Конферансье, тонким голоском: «Выступает ученица 7 класса Оля Печенкина со стихотворением Александра Твардовского «Ленин и печник»!
Оля бодро и быстро отбарабанила довольно длинный стих про Ленина и печника.
Конферансье: «Выступает ученик 6 класса Петя Сидоров со стихотворением …». Длинная пауза, во время которой девочка молча вглядывалась в свою бумажку. Зал застыл в ожидании. Потом тише и как-то неуверенно-вопросительно со сцены послышалось: «Берды Кердымбаева… нет… Берды Керды… не, не так… Керды Бермамаева… да ну нет! Бер-ды Кер-ба-ма-ма… не-не-не! Бер-кер-ман-ды… нет!». Пауза. В зале звенящая тишина. Учительница быстро подошла к девочке и ласково сказала: «Ничего страшного, не волнуйся! Давай вместе прочтем». Почти хором они по бумажке начали читать: «Выступает ученик 6 класса Петя Сидоров со стихотворением … Берды Кермамбаева (голосом учительницы) Керды Бердамбыева (голосом девочки)».
Стоя недалеко от края сцены за кулисами и готовясь выйти, как только меня объявят, я видел лица людей в зале. Они были напряжены и еле сдерживались, чтобы не захохотать, уже слышны были всхлипы и всхрюки, хотя народ еще держался. При этом, наверное, из всего зала только моя мама, которая сидела во втором ряду, знала, как правильно могло звучать имя автора, хотя и это не факт. Учительница: «Ничего, давай еще раз попробуем!». Тут девочка-конферансье не выдержала и расплакалась: «Не буду я пробовать! У меня уже скулы свело эту керду произносить, я из-за него язык прикусила!», после чего бросила листок и убежала со сцены. Напряжение в зале достигло топорной плотности, красные физии руководства в первых рядах освещали сцену. Учительница наша оказалась молодцом: «Прошу прощения за небольшую заминку, Петя сам объявит свое стихотворение!», после чего выпихнула на сцену меня. Я подошел к микрофону и парадным голосом начал: «Стихотворение туркменского поэта Берды Кердыбаева «О Ленине»! Тут я в ужасе понял, что переврал фамилию! Набрался смелости: «Извините! Стихотворение туркменского поэта Керды Бекдамбаева «О Ленине»! Черт, опять неправильно... Я замолчал, пытаясь вспомнить фамилию. И тут откуда-то с галерки раздался крик: «Да ладно тебе, пацан, рассказывай уже, все равно никто не знает, как его правильно зовут!». И вот тут зал взорвался.
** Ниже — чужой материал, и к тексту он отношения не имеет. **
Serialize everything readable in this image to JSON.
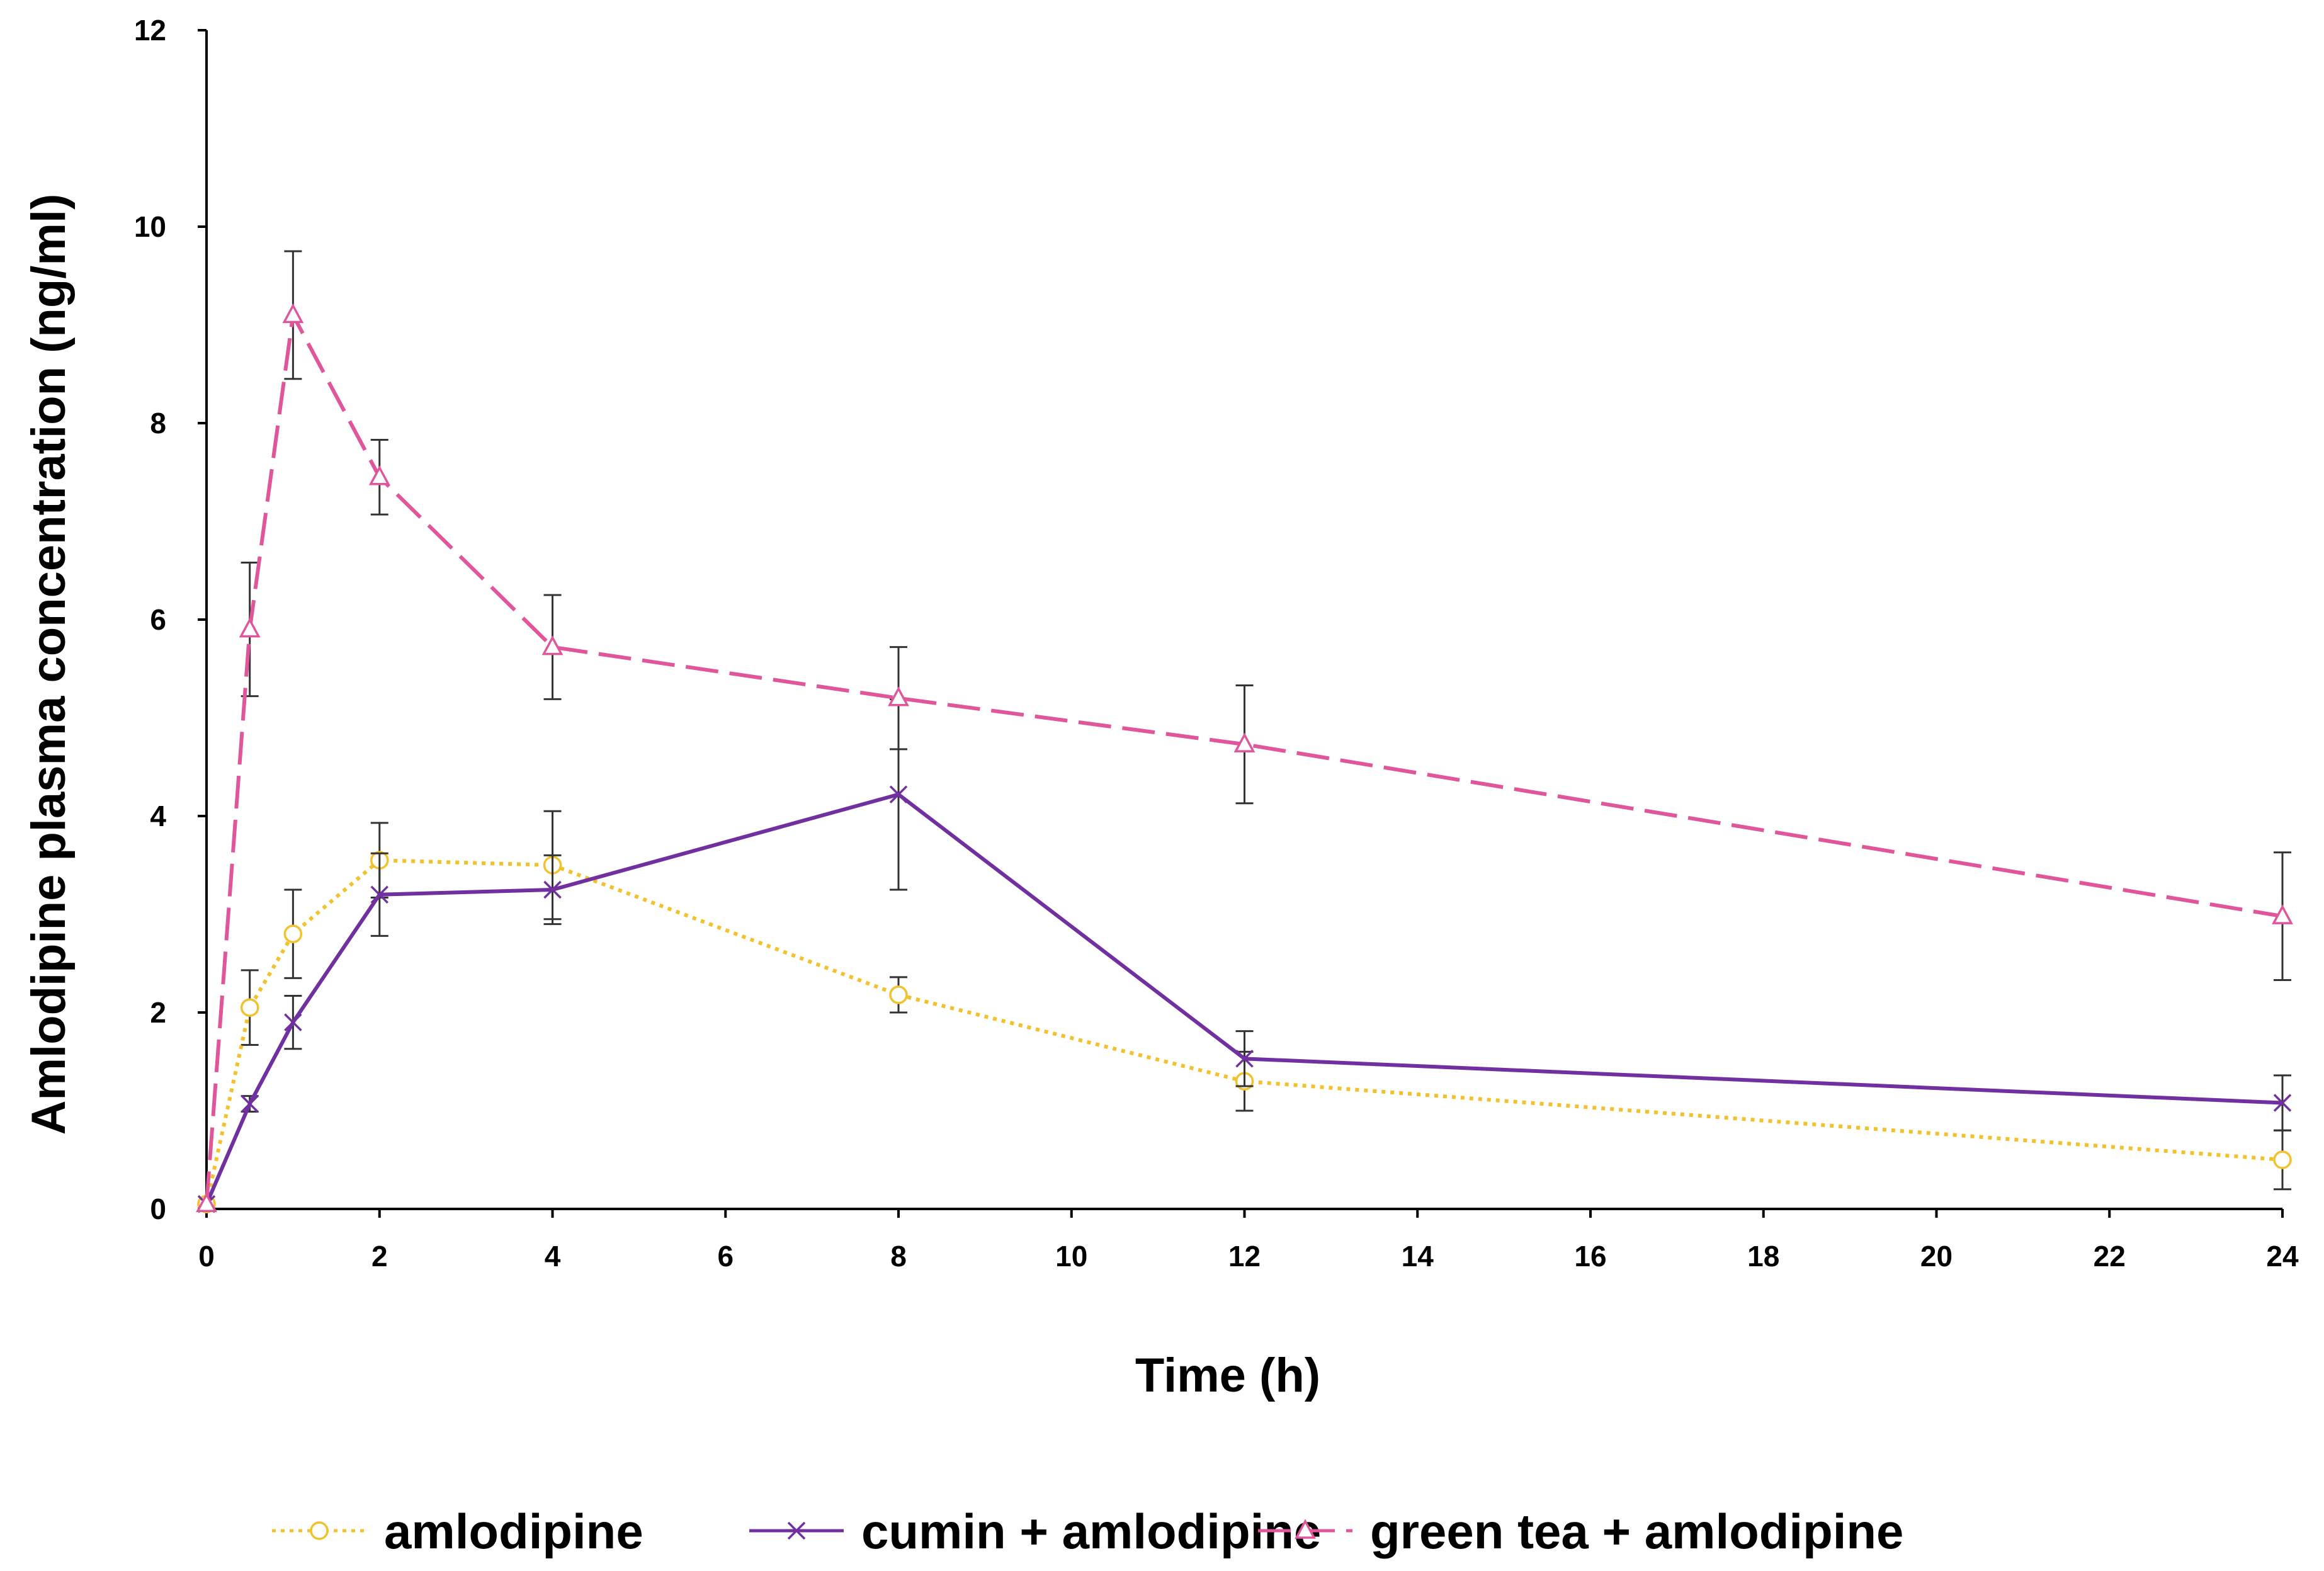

Первые ряды с начальством еще как-то сдерживались, опустив головы и трясясь, но остальной зал выл в голос! Я смотрел на маму, которая вытирала слезы от смеха, и мне было стыдно, что я у нее такой тупой и не могу фамилию человека запомнить. Ко мне подошла учительница, и, желая исправить ситуацию, наклонилась и сказала в микрофон: «Друзья! Петя Сидоров прочтет стихотворение «О Ленине» одного из наших малоизвестных туркменских поэтов, имя которого знакомо всей стране!». Зал с такой логикой не согласился и зашумел сильнее. Я начал с выражением читать:
- Вождям от бронзового века ведется счет до наших дней!
Но не родилось человека потомству ближе и родней!
Однако меня никто не слышал. Первые ряды, наконец, прорвало и они хохотали в голос. Из задних рядов доносились выкрики «Берды!», «Керды!», «Кердык бердык…» и прочие возможные комбинации. Я возвысил голос и почти орал в микрофон, чтобы донести до этих безумствующих людей стихи поэта:
- Чем он, кто расовым различьям и расстояньям вопреки,
из уст в уста рабочим кликом соединил материки!.
Микрофон был хороший, народ начал прислушиваться.
- И тем велик Владимир Ленин, что как его не возвеличь,
он прост, и правдою нетленен, и он всегда с людьми, …
Тут голос от крика у меня сорвался, но зал вдруг хором поддержал меня: «ИЛЬИЧ!», и выдал такой шквал аплодисментов, что я от неожиданности чуть микрофон не проглотил. После этого был объявлен перерыв, чтобы народ успокоился. Все, наоборот, вскочили, смеялись, кричали «Ильич!». Кто-то взбежал на сцену, поднял валявшийся там листок с программой и в микрофон закричал: «Товарищи! Это были стихи БЕРДЫ КЕРБАБАЕВА! Запомните, БЕРДЫ КЕРБАБАЕВА!». После этого зал накрыло новой волной хохота и слышались крики «Ильич! Кербабаев!». Дальнейшую программу устроители свернули и все дружной толпой повалили в «Метелицу» напротив.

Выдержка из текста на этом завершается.